最も重要なこと:セッションは楽しまなければならない

 まるでパラノイアのようなことを言いますが、これは極めて重要な原則です。プレイヤーとして参加する以上、ゲームマスターや他のプレイヤーがつまらないと感じることがないように最大限の配慮を行うのが望ましいと言えます。自分が少しでもつまらないと感じてしまったなら、面白くするための方法を考えましょう。他の誰かがつまらないと感じていそうなら、その人を面白がらせる方法を考えましょう。

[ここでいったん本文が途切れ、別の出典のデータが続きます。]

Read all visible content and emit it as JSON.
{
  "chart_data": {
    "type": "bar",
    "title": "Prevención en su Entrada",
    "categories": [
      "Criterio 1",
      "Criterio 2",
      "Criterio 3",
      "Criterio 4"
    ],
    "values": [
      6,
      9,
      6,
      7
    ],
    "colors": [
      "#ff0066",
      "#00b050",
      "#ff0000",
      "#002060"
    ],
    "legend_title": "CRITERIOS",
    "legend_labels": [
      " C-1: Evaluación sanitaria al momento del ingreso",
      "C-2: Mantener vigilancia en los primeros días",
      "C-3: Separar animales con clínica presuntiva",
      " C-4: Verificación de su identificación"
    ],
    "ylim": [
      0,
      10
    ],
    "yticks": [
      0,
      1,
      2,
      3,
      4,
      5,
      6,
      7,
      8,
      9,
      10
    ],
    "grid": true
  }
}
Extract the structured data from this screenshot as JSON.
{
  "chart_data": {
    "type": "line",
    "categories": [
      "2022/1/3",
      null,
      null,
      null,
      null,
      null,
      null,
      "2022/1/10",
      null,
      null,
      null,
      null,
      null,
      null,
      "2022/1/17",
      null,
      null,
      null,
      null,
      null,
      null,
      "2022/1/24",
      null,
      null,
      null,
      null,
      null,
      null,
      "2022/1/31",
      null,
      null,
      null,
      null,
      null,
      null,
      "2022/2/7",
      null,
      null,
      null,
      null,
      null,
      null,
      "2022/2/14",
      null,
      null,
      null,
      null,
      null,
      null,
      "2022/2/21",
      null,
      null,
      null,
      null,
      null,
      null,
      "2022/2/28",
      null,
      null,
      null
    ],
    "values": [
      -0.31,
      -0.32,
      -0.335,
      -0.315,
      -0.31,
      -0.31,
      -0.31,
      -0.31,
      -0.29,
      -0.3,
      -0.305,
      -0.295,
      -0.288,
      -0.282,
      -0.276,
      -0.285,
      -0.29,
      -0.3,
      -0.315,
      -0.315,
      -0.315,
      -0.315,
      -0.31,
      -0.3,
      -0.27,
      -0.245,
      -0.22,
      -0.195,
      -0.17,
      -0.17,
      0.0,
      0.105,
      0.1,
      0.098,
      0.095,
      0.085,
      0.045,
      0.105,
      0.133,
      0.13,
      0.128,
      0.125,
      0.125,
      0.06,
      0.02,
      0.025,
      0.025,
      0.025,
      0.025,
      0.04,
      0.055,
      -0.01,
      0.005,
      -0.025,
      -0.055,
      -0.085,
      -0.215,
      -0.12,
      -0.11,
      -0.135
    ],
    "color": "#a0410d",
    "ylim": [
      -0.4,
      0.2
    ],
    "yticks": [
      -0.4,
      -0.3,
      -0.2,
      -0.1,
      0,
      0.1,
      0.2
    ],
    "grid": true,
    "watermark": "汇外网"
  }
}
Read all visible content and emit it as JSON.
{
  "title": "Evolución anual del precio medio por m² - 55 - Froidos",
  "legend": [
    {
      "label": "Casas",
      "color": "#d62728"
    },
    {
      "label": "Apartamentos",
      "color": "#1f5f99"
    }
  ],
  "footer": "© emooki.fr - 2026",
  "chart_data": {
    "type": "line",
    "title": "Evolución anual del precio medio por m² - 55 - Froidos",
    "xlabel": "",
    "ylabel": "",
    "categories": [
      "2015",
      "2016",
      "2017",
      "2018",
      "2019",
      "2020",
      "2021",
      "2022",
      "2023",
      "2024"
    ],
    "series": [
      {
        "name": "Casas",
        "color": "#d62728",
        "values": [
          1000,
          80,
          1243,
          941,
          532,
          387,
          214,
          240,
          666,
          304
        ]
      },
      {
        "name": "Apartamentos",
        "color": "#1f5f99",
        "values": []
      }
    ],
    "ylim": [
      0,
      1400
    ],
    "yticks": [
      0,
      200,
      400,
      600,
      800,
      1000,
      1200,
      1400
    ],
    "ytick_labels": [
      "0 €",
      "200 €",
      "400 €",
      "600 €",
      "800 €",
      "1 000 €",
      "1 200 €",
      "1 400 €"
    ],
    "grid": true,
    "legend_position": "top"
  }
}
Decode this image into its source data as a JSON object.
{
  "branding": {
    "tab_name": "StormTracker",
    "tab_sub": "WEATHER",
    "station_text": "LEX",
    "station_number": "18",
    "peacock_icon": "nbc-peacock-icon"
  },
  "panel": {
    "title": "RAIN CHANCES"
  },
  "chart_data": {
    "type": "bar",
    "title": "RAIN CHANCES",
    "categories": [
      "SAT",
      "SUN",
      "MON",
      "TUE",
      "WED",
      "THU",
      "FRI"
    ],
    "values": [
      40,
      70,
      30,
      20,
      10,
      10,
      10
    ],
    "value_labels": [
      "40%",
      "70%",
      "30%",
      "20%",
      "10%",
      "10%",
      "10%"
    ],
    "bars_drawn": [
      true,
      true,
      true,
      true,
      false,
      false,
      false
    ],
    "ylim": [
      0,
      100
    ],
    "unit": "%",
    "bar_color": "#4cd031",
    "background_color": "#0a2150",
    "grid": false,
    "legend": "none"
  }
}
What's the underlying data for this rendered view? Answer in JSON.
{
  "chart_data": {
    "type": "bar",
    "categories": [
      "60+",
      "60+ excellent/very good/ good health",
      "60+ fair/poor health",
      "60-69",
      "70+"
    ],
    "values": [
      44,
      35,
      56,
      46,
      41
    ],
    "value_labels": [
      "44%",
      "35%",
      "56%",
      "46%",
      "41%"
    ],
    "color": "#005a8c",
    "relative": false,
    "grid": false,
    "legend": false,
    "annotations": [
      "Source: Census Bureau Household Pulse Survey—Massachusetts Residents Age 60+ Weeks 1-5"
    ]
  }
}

 最も格好のいいプレイヤーというのは「あのプレイヤーがいればどんなシナリオ、ゲームマスターさんでも楽しいセッションになってしまう」と言われるようなプレイヤーではないでしょうか。「一緒にプレイしたくなるプレイヤー」は、必ずしもデータに強いわけでも思考力が優れているわけでもなく、「楽しいを作り出すことに長けている」プレイヤーに違いありません。面白い行動で場を和ませたり、シナリオの味わいをより深めたり、他のプレイヤーの個性を引き出したり…そんな力のあるプレイヤーの姿こそ、目指すべきプレイスタイルなのです。

 

 

まとめ

 「私が参加したからには、このシナリオ、このセッション、あなたのキャラクターは面白くなります」と言える自負を持って、他のプレイヤーとの相談を欠かさないようにしながら、それぞれの思う面白さを引き出していくプレイングを心がけましょう。このような態度を意識するとき、もはや自分がゲームマスターとほとんど平等な地位にあって、セッションを盛り上げているのだと自覚することができるはずです。

 トラブルを避けるためというより、参加者全員でセッションを楽しむために、こうした態度を意識してみてはいかがでしょうか。